Ребята обступили со всех сторон сцену.
Я забыл про девчонку и увидел ее лишь внизу, в раздевалке. За ней пришел морской офицер, смуглый, с черными усиками, — наверное, ее отец.
Глава четвертая
МЫ ЕДЕМ К ОТЦУ
И вот счастливая жизнь кончилась. На нас напал Гитлер. Каждый день в городе завывали сирены и радио объявляло: «Граждане, воздушная тревога!» Мама стала работать на оборонном заводе и возвращалась домой поздно вечером. Отец долго не приезжал, и мы не знали, что с ним. Но вот однажды он приехал ночью. Он сбросил на пол тяжелый мешок с продуктами и сказал: «Это вам». Он уезжал на Черное море.
— В Севастополь? — спросил я.
— Да, в Севастополь!
Мама уложила в коричневый чемоданчик белье, бритву, хотела положить хлеба, но отец сказал, что не надо. Он взглянул на часы и сказал глухим голосом:
— Пора, а то опоздаю.
— Ты осторожнее, Юра, — попросила мама, прислушиваясь к глухим разрывам.
Отец в последний раз взглянул на книжные полки, на картины на стенах, на фрегат, распустивший паруса над диваном, поцеловал меня, маму и стремительно вышел на лестницу. Дверь внизу глухо стукнула. Он ушел…
Пришла зима. Город начали обстреливать из орудий. Я больше не ходил в школу. Почти все мои одноклассники эвакуировались. Боевые корабли, знакомые по Кронштадту, стояли на Неве и Фонтанке, во льду. На них было больно смотреть.

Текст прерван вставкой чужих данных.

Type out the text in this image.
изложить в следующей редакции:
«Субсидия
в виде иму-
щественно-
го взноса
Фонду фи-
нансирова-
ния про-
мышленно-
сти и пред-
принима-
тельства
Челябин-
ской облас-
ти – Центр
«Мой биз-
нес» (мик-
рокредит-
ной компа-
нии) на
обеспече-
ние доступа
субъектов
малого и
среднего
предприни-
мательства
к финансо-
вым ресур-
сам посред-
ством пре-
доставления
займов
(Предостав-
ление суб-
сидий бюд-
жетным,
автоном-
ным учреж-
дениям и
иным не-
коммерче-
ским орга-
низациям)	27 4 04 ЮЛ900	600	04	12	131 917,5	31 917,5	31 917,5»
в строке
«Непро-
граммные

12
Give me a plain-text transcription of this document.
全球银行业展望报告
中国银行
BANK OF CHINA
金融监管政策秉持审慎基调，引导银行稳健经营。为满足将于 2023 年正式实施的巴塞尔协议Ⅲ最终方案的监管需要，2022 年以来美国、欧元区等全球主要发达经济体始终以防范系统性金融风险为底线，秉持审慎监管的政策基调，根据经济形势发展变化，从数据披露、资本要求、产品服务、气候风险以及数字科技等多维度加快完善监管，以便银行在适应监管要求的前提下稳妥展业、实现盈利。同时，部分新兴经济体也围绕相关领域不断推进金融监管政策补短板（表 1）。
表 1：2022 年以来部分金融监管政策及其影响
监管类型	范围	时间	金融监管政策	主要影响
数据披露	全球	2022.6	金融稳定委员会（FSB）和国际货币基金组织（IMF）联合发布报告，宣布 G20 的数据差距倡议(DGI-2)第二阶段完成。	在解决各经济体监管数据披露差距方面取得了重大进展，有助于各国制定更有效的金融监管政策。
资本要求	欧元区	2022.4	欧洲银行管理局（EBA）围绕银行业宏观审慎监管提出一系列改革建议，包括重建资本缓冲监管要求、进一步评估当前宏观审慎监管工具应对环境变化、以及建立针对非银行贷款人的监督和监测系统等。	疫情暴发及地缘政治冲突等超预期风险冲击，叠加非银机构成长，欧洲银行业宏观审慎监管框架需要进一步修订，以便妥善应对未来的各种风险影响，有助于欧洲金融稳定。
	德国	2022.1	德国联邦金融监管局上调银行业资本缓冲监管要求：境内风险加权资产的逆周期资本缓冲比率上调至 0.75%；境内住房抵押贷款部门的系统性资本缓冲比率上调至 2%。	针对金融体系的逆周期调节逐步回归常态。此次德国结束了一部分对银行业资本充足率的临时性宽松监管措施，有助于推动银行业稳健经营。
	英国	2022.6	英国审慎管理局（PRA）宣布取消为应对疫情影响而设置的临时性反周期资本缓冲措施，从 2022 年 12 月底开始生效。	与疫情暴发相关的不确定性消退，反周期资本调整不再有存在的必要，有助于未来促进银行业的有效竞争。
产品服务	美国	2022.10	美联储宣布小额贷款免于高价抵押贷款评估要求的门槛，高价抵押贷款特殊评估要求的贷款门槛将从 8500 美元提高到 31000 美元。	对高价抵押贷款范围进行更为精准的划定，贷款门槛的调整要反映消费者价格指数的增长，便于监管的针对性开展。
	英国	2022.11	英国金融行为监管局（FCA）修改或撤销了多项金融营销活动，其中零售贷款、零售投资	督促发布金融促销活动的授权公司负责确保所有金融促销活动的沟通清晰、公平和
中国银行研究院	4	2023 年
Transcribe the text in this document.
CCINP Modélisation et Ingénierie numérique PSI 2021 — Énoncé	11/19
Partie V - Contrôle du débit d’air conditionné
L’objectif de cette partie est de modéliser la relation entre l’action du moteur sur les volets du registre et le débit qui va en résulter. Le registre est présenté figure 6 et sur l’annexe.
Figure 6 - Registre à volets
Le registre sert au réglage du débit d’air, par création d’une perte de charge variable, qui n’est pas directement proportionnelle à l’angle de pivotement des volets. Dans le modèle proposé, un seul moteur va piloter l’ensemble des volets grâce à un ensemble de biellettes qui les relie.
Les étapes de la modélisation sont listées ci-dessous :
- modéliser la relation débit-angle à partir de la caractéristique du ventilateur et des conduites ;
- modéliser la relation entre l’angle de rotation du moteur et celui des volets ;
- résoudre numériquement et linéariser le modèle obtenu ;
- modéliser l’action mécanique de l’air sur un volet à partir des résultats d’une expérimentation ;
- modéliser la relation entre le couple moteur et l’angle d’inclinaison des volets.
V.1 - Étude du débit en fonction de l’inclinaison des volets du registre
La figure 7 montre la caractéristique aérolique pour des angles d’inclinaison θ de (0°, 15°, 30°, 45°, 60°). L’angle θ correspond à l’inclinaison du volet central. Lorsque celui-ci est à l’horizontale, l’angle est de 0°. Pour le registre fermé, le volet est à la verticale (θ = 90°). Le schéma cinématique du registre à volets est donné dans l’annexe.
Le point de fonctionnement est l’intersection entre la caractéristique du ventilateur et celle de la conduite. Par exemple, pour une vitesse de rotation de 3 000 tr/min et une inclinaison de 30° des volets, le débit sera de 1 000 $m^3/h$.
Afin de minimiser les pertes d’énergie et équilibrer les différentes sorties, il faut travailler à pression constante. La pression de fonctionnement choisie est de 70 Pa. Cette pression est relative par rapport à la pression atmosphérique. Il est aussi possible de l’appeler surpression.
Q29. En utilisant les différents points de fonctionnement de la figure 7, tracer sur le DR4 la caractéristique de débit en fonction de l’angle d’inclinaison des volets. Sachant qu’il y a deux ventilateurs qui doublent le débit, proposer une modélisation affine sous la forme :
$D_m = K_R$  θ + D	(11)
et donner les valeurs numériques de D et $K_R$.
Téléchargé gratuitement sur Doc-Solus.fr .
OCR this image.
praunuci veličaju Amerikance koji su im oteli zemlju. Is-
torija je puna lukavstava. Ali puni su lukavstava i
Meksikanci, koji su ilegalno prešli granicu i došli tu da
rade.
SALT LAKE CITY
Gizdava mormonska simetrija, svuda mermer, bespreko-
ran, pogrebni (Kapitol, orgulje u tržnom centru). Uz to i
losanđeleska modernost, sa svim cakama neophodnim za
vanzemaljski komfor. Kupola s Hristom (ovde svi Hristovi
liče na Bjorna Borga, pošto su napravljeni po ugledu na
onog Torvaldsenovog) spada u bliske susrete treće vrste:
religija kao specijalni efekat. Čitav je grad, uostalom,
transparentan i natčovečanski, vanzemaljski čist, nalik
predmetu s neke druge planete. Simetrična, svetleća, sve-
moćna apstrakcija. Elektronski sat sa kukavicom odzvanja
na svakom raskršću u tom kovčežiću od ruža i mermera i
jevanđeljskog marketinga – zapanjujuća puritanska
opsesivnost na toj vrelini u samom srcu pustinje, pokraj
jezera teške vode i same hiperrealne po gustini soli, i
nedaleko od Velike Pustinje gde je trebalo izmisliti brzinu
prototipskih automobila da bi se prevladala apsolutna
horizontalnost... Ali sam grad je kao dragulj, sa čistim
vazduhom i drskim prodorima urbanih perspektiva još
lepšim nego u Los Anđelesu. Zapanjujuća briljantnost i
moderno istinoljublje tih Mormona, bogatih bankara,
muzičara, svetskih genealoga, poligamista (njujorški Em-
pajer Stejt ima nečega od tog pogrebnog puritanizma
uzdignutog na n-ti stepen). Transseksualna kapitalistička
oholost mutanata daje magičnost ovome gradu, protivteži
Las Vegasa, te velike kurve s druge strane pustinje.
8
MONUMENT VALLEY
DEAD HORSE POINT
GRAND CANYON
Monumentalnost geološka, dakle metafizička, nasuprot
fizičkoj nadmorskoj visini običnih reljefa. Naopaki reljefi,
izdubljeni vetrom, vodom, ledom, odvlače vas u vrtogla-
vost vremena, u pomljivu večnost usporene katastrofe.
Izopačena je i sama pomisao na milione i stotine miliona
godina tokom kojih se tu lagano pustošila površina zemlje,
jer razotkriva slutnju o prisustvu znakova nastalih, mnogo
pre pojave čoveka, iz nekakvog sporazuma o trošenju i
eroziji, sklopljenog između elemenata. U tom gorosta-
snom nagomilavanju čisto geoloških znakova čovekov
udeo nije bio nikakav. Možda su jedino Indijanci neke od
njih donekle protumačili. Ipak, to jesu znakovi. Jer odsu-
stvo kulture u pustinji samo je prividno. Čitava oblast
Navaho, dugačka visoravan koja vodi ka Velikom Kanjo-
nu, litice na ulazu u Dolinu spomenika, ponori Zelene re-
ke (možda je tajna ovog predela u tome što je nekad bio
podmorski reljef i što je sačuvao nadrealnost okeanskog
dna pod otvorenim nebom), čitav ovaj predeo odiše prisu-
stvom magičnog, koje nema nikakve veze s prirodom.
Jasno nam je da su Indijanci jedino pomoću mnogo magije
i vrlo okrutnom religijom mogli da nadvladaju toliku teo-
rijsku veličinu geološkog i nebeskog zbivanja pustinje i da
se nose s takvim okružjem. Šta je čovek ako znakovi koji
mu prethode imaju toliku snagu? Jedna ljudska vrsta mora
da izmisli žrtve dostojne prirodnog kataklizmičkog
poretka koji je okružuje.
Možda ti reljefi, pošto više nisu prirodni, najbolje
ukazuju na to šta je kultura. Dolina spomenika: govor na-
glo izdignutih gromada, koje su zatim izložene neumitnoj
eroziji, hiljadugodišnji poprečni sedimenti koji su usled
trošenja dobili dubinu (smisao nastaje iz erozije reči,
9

Как-то раз я очутился на Моховой. Широкая дверь театра, раньше всегда ярко освещенная, была заколочена досками. Ветер с Невы нес сухую снежную пыль и теребил обрывок афиши, на которой было написано: «Кот в сало…» Одно стекло было разбито.
Придя домой, я заснул и увидел во сне Антонину. Вооружившись палкой с сетчатым колпачком, она охотилась за солнечным зайчиком. Поймав его, она зажала сетку пальцами, выпачканными в чернилах, и спрятала зайчика в карман.
Я проснулся от холода. Мама уже пришла с работы и, растопив печурку, жарила на ней тонкий лепесток бурого хлеба.
Она всегда резала хлеб на тоненькие кусочки и поджаривала их на плитке. И я не раз замечал, что она хитрит, оставляя мне больше кусочков, чем себе…
Бедная мама! Ее золотые и вьющиеся волосы стали темно-серыми, словно их посыпали пеплом. Вокруг синих глаз разбежались морщинки, щеки опухли, а маленькие руки ее покраснели и потрескались. Она закутывалась во все платки, какие были дома, потому что стояли сильные морозы. Раньше она бегала по комнатам и звонким голосом распевала песни. А теперь стала передвигаться медленно, с трудом, будто ноги ее, в неуклюжих валенках, прилипали к полу, и голос у нее стал тихий и хриплый.
Наша комната с забитыми фанерой окнами была холодна, как ледник, и пуста, как сарай. Мы сожгли все, что горело: столы, шкафы, стулья. Мама не решалась жечь только отцовские книги.
— Проснулся, Никиток? — спросила мама. — Нам предлагают эвакуироваться в Сибирь… — Она сразу добавила: — Я бы из Ленинграда ни за что не уехала, но тебя я должна спасти. Будь что будет, поедем. Из Сибири доберемся к отцу.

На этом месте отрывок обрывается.